BELFAST (Reuters) - Republican dissidents exploded a bomb near the headquarters of the British intelligence services in Northern Ireland Monday, minutes after police and justice powers were transferred from London.
A forensic officer examines the scene at the Palace army barracks on the outskirts of Holywood in Belfast, Northern Ireland April 12, 2010. REUTERS/Cathal McNaughton
Hours later, the British province voted in its first justice minister to embody those powers, the final piece of a devolution process that stretches back to the Good Friday Agreement between pro-Irish Republicans and pro-British Unionists in 1998.
Britain’s domestic spy agency MI5 will continue to play a role in Northern Ireland and for those determined to stay out of the political process it represents the continued presence of British authorities.
The attack, carried out with a hijacked taxi at 24 minutes after midnight (6:24 p.m. EDT), was close to its base in County Down.
“The taxi driver got out (of the car) and shouted ‘It’s a bomb, it’s a bomb!’ and we were evacuating the area when it exploded,” a police spokeswoman said. An elderly man was slightly injured.
In a call to local media, the Real IRA, which last year killed two British soldiers in the deadliest act of violence in Northern Ireland in more than a decade, claimed responsibility.

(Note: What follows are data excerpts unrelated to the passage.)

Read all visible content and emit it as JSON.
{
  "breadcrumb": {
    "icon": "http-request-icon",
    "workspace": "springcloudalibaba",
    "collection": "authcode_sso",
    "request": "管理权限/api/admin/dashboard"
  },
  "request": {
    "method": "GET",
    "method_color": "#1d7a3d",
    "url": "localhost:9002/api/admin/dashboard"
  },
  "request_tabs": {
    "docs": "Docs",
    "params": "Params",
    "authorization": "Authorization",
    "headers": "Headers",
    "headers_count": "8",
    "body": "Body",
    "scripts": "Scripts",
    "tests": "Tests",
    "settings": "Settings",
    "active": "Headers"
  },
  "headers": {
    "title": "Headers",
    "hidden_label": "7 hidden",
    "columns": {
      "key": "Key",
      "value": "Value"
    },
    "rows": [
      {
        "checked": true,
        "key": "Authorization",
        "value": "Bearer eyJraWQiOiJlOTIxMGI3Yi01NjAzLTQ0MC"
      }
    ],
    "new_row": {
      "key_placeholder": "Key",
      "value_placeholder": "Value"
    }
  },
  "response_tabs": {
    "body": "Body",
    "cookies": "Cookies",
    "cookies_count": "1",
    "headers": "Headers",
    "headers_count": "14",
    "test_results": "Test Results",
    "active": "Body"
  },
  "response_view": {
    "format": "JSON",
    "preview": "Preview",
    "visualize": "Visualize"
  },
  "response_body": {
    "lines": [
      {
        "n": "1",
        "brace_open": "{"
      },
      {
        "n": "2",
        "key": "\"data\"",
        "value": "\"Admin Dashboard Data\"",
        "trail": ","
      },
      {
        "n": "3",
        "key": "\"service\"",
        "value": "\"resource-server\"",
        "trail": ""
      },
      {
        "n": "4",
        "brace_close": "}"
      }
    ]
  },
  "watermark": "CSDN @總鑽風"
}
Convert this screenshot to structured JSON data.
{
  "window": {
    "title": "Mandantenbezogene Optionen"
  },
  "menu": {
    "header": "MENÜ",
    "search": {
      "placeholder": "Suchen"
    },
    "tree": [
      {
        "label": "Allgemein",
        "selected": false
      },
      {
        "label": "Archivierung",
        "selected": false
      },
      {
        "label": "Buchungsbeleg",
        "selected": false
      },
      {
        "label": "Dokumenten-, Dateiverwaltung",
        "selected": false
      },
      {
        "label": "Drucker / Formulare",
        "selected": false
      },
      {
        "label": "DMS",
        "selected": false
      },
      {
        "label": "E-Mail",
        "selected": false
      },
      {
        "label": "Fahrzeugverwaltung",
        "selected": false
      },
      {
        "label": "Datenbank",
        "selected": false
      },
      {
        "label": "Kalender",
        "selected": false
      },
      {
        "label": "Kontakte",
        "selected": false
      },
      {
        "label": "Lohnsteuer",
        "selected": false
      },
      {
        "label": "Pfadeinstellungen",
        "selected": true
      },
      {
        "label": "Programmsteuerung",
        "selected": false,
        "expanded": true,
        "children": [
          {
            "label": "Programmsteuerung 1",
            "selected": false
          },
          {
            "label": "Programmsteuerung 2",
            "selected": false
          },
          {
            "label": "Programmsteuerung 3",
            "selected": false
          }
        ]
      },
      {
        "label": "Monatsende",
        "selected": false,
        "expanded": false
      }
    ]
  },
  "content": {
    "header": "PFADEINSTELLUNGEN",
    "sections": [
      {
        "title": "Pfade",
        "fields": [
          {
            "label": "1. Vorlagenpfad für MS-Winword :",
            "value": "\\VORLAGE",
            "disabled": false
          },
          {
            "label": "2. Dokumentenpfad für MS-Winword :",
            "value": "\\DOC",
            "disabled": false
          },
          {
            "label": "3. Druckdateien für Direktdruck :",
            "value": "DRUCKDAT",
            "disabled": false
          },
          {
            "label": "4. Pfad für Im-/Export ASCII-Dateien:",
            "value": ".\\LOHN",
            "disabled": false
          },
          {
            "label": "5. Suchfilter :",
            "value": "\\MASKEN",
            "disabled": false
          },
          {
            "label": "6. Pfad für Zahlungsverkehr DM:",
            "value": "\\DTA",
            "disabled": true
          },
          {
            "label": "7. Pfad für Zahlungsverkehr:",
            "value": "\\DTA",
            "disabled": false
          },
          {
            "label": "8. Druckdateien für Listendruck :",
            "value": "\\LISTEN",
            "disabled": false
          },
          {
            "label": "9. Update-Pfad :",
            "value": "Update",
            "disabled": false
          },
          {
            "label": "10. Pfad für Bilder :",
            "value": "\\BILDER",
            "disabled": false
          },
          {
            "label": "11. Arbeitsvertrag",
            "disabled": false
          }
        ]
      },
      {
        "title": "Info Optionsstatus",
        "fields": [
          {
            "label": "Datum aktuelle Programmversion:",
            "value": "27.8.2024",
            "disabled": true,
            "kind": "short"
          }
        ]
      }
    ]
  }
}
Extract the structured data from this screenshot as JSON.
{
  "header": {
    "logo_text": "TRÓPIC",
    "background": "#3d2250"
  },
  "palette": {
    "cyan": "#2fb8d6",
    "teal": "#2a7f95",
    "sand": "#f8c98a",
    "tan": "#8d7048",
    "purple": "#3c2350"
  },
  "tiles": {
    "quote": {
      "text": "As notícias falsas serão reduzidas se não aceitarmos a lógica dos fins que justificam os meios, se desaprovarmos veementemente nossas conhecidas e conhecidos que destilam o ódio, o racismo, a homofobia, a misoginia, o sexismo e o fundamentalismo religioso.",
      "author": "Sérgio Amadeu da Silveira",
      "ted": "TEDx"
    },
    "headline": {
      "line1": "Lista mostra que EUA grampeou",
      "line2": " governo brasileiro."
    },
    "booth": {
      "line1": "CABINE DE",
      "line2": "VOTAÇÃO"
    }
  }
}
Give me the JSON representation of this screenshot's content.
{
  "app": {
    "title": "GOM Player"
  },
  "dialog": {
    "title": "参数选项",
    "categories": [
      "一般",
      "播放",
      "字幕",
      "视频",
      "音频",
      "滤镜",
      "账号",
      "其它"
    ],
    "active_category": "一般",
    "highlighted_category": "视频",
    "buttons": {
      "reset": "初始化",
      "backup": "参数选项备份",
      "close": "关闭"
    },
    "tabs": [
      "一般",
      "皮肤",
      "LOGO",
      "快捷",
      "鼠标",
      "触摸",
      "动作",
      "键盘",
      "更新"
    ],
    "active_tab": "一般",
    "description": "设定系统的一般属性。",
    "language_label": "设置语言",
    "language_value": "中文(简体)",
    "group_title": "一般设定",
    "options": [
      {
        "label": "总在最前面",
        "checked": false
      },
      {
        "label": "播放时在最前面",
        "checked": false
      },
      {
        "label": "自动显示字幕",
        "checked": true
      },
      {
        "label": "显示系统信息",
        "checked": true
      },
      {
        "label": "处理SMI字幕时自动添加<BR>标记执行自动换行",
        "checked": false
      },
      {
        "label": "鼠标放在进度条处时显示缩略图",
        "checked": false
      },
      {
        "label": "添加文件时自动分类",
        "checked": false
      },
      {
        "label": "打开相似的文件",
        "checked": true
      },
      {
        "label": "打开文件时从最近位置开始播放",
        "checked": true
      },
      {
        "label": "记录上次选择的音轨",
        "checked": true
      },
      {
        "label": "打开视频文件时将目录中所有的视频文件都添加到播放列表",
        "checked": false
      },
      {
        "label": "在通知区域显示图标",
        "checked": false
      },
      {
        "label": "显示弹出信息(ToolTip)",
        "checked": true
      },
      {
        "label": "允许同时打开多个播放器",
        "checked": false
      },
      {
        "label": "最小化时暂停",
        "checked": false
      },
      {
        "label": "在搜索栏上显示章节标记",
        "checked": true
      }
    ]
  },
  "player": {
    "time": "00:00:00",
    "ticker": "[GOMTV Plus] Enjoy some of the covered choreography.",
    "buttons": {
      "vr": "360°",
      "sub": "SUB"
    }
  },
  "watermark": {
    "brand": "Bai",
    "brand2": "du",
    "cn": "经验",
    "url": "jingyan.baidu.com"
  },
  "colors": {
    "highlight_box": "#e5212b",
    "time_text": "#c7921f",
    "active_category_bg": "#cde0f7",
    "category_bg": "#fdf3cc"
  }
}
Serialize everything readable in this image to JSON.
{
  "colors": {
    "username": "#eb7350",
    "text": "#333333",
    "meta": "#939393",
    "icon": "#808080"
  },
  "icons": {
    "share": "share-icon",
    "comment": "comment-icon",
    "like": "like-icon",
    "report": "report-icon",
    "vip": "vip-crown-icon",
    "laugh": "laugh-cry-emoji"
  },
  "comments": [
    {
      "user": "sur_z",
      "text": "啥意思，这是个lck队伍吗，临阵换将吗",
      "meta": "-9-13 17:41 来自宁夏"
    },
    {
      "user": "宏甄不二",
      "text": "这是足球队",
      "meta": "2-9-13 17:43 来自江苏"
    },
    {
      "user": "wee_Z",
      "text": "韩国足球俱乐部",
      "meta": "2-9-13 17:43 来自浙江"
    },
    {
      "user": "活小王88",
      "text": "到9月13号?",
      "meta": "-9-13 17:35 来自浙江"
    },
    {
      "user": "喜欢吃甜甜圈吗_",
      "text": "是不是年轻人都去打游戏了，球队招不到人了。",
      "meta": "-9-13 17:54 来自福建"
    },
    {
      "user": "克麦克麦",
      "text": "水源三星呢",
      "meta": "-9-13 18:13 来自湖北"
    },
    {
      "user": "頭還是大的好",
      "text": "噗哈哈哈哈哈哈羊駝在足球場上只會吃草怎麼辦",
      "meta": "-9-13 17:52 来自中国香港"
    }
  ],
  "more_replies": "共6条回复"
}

Northern Ireland’s Deputy First Minister Martin McGuinness of Sinn Fein, which supports the Republican goal of a united Ireland but has renounced violence, said the peace process was “rock solid” and the dissidents’ action “futile.”
“They are going to fail, and fail miserably, because we have taken up our responsibility as political leaders to build a better future for all of the people we represent,” he said.
The Democratic Unionist Party (DUP), which shares power with Sinn Fein in a sometimes fragile alliance, also condemned the attack.
“SIGNIFICANT STEP”
“As I have said before, the transfer of powers will not be derailed by those who would return us to the darkest days of our past,” the DUP’s First Minister Peter Robinson said.
“We are as determined as ever to work together to deliver a peaceful and stable society. Today represents another significant step on that journey.”
Both Sinn Fein and the DUP had agreed not to put forward candidates for the post of justice minister, which, as widely expected, went to David Ford, leader of the non-sectarian Alliance Party.
He said he was determined to “face down that dissident threat” and would be “seeking to make the justice (system) work better overall.”
Analysts have repeatedly said republican dissidents are likely to remain active and police have said the risk of attack, chiefly on security forces, was severe.
“This is one of the most significant attacks. It’s highly political as well as military,” said Jon Tonge, a politics professor at Liverpool University.
“They (the dissidents) are showing nothing has changed because MI5 continues to hold the strings. They would regard last night as a major success.”
Belfast writer and historian Brian Feeney also said dissidents would remain active in the near-to-medium term, but that “99.9 percent of the population” backed the peace process.
The Good Friday Agreement largely ended three decades of violence that killed 3,600 people from both the Catholic Republican community and the primarily Protestant Unionists.
Dissident Republicans have stepped up attacks over recent months as politicians hammered out a tortuous agreement that provided for the transfer of policing and justice powers.